The same left-wing organizers of the Women’s March promoted and helped produce the National School Walkout on Wednesday as a response to the 17 people killed last month when a former student with a long history of mental health issues went on a shooting spree at a high school in Parkland, Florida.
The plan was for middle and high school students across the country to walk out of school for 17 minutes to pay respect for those who lost their lives at Marjory Stoneman Douglas High School.
But in the District of Columbia hundreds of students with little or no adult supervision traveled to the White House and the Capitol to protest what they and their allies refer to as “gun violence.”
Dozens of students from Montgomery Blair High School snarled morning-commute traffic as they walked from campus to the Silver Spring Metro station on Wednesday morning.
They arrived at the Capitol bearing lewd signs that read “F*ck the NRA” and chanting “Hey Hey Ho Ho the NRA has got to go” and “Hey Hey, Ho Ho, gun violence has got to go.”
Some Democratic lawmakers showed up at the protest, including Sen. Ron Wyden (D-OR) who posed for videos and photos with Oregon youth that had traveled to D.C. to take part.
Aside from chanting—“Hey hey NRA killing kids is not okay” and “What do we want? Gun Control. When do We Want it? Now”—the crowd was not unruly until Sen. Bernie Sanders (I-VT) came into view on the west steps of the Capitol. That’s when the hundreds of protesters surged forward and leveled the temporary fencing installed by police to contain the crowd.

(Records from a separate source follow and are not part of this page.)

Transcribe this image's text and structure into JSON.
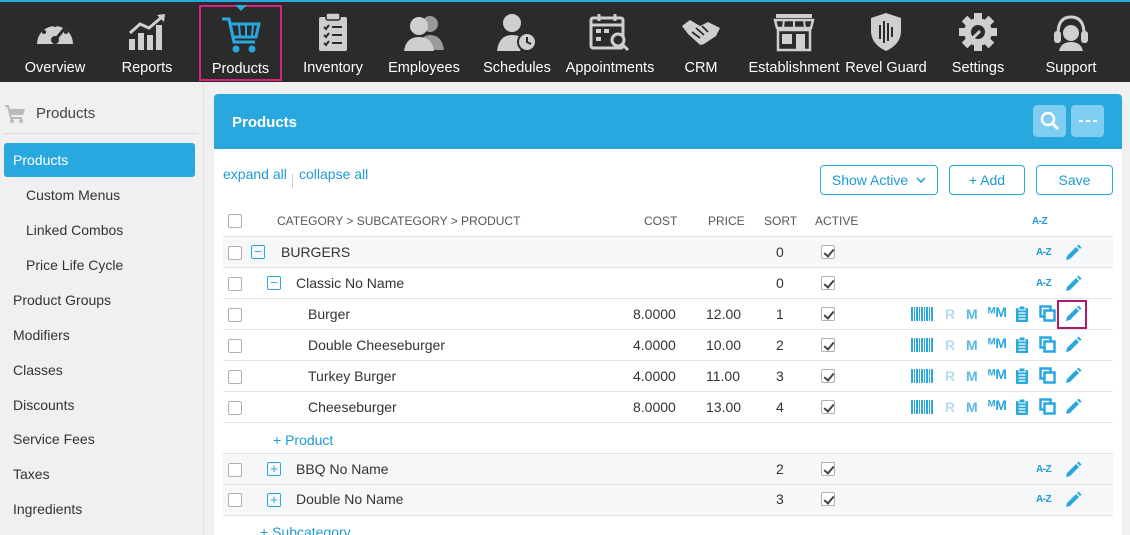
{
  "nav": {
    "items": [
      {
        "label": "Overview",
        "icon": "dashboard-gauge-icon"
      },
      {
        "label": "Reports",
        "icon": "bar-chart-icon"
      },
      {
        "label": "Products",
        "icon": "shopping-cart-icon",
        "active": true
      },
      {
        "label": "Inventory",
        "icon": "clipboard-checklist-icon"
      },
      {
        "label": "Employees",
        "icon": "people-icon"
      },
      {
        "label": "Schedules",
        "icon": "person-clock-icon"
      },
      {
        "label": "Appointments",
        "icon": "calendar-search-icon"
      },
      {
        "label": "CRM",
        "icon": "handshake-icon"
      },
      {
        "label": "Establishment",
        "icon": "storefront-icon"
      },
      {
        "label": "Revel Guard",
        "icon": "shield-icon"
      },
      {
        "label": "Settings",
        "icon": "gear-icon"
      },
      {
        "label": "Support",
        "icon": "headset-icon"
      }
    ],
    "accent_color": "#29a8e0",
    "highlight_color": "#d6247c"
  },
  "sidebar": {
    "title": "Products",
    "items": [
      {
        "label": "Products",
        "active": true
      },
      {
        "label": "Custom Menus",
        "sub": true
      },
      {
        "label": "Linked Combos",
        "sub": true
      },
      {
        "label": "Price Life Cycle",
        "sub": true
      },
      {
        "label": "Product Groups"
      },
      {
        "label": "Modifiers"
      },
      {
        "label": "Classes"
      },
      {
        "label": "Discounts"
      },
      {
        "label": "Service Fees"
      },
      {
        "label": "Taxes"
      },
      {
        "label": "Ingredients"
      }
    ]
  },
  "panel": {
    "title": "Products",
    "search_icon": "search-icon",
    "more_icon": "more-dots-icon",
    "expand_all": "expand all",
    "collapse_all": "collapse all",
    "filter_label": "Show Active",
    "add_label": "+ Add",
    "save_label": "Save"
  },
  "table": {
    "headers": {
      "name": "CATEGORY > SUBCATEGORY > PRODUCT",
      "cost": "COST",
      "price": "PRICE",
      "sort": "SORT",
      "active": "ACTIVE",
      "az": "A-Z"
    },
    "rows": [
      {
        "type": "category",
        "name": "BURGERS",
        "sort": "0",
        "active": true,
        "expanded": true
      },
      {
        "type": "subcategory",
        "name": "Classic No Name",
        "sort": "0",
        "active": true,
        "expanded": true
      },
      {
        "type": "product",
        "name": "Burger",
        "cost": "8.0000",
        "price": "12.00",
        "sort": "1",
        "active": true
      },
      {
        "type": "product",
        "name": "Double Cheeseburger",
        "cost": "4.0000",
        "price": "10.00",
        "sort": "2",
        "active": true
      },
      {
        "type": "product",
        "name": "Turkey Burger",
        "cost": "4.0000",
        "price": "11.00",
        "sort": "3",
        "active": true
      },
      {
        "type": "product",
        "name": "Cheeseburger",
        "cost": "8.0000",
        "price": "13.00",
        "sort": "4",
        "active": true
      },
      {
        "type": "subcategory",
        "name": "BBQ No Name",
        "sort": "2",
        "active": true,
        "expanded": false
      },
      {
        "type": "subcategory",
        "name": "Double No Name",
        "sort": "3",
        "active": true,
        "expanded": false
      }
    ],
    "add_product_label": "+ Product",
    "add_subcategory_label": "+ Subcategory",
    "row_tool_icons": [
      "barcode-icon",
      "r-icon",
      "m-icon",
      "multi-m-icon",
      "clipboard-icon",
      "copy-icon",
      "pencil-icon"
    ]
  }
}
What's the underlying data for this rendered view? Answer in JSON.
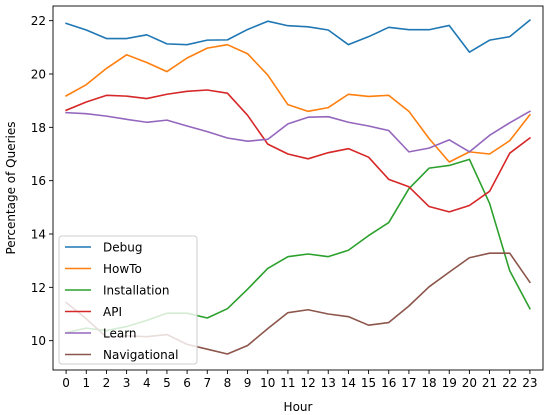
{
  "chart_data": {
    "type": "line",
    "title": "",
    "xlabel": "Hour",
    "ylabel": "Percentage of Queries",
    "x": [
      0,
      1,
      2,
      3,
      4,
      5,
      6,
      7,
      8,
      9,
      10,
      11,
      12,
      13,
      14,
      15,
      16,
      17,
      18,
      19,
      20,
      21,
      22,
      23
    ],
    "xlim": [
      -0.65,
      23.65
    ],
    "ylim": [
      8.9,
      22.55
    ],
    "yticks": [
      10,
      12,
      14,
      16,
      18,
      20,
      22
    ],
    "grid": false,
    "legend_position": "lower-left",
    "series": [
      {
        "name": "Debug",
        "color": "#1f77b4",
        "values": [
          21.9,
          21.65,
          21.33,
          21.33,
          21.47,
          21.13,
          21.1,
          21.27,
          21.28,
          21.67,
          21.98,
          21.81,
          21.77,
          21.65,
          21.1,
          21.4,
          21.75,
          21.66,
          21.66,
          21.82,
          20.82,
          21.27,
          21.4,
          22.02
        ]
      },
      {
        "name": "HowTo",
        "color": "#ff7f0e",
        "values": [
          19.18,
          19.6,
          20.21,
          20.72,
          20.43,
          20.09,
          20.6,
          20.97,
          21.1,
          20.76,
          19.96,
          18.85,
          18.6,
          18.74,
          19.24,
          19.16,
          19.2,
          18.6,
          17.58,
          16.7,
          17.08,
          17.0,
          17.5,
          18.47
        ]
      },
      {
        "name": "Installation",
        "color": "#2ca02c",
        "values": [
          10.3,
          10.47,
          10.38,
          10.53,
          10.76,
          11.03,
          11.03,
          10.85,
          11.2,
          11.93,
          12.71,
          13.15,
          13.25,
          13.15,
          13.39,
          13.94,
          14.43,
          15.7,
          16.47,
          16.57,
          16.8,
          15.15,
          12.62,
          11.2
        ]
      },
      {
        "name": "API",
        "color": "#d62728",
        "values": [
          18.64,
          18.95,
          19.2,
          19.17,
          19.08,
          19.24,
          19.35,
          19.4,
          19.28,
          18.45,
          17.37,
          17.0,
          16.82,
          17.05,
          17.2,
          16.88,
          16.05,
          15.77,
          15.03,
          14.83,
          15.07,
          15.6,
          17.03,
          17.6
        ]
      },
      {
        "name": "Learn",
        "color": "#9467bd",
        "values": [
          18.55,
          18.51,
          18.42,
          18.3,
          18.19,
          18.27,
          18.05,
          17.84,
          17.6,
          17.48,
          17.55,
          18.13,
          18.38,
          18.4,
          18.19,
          18.05,
          17.88,
          17.08,
          17.22,
          17.53,
          17.08,
          17.7,
          18.17,
          18.6
        ]
      },
      {
        "name": "Navigational",
        "color": "#8c564b",
        "values": [
          11.43,
          10.82,
          10.13,
          10.18,
          10.15,
          10.23,
          9.86,
          9.68,
          9.5,
          9.82,
          10.45,
          11.05,
          11.16,
          11.0,
          10.9,
          10.58,
          10.68,
          11.3,
          12.02,
          12.57,
          13.11,
          13.28,
          13.28,
          12.19
        ]
      }
    ]
  }
}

The U.S. Capitol Police did not try to stop the crowd but did keep the protesters from crawling over the cement border wall that surrounds the Capitol.
The Washington Post reported on the protest outside of the White House:
Just before 10 a.m. the crowd fell silent and sat with fists and signs held high. They sat in silence for 17 minutes on Pennsylvania Avenue with their backs to the White House.
As the silence was broken at 10:17, the crowd began chanting “We want change!” Later, they marched to the Capitol, where they heard from lawmakers.
One of those was Rep. Luis Gutierrez (D-IL) who praised the protesters as “the future.”
“I look at the crowd, and I see the future, and I see you, and I came here to say thank you,” Gutierrez said. “Because I know you will accomplish what I and others have failed to do.”
Gutierrez led the crowd in a Spanish “yes we can” chant.
“Si se puede!” the crowd chanted.
The way that schools handled the walkout varied across the region, with many schools allowing students to gather in a “safe space” on campus for 17 minutes. At other schools, students that left campus could be counted as absent or face detention, the local NBC affiliate reported.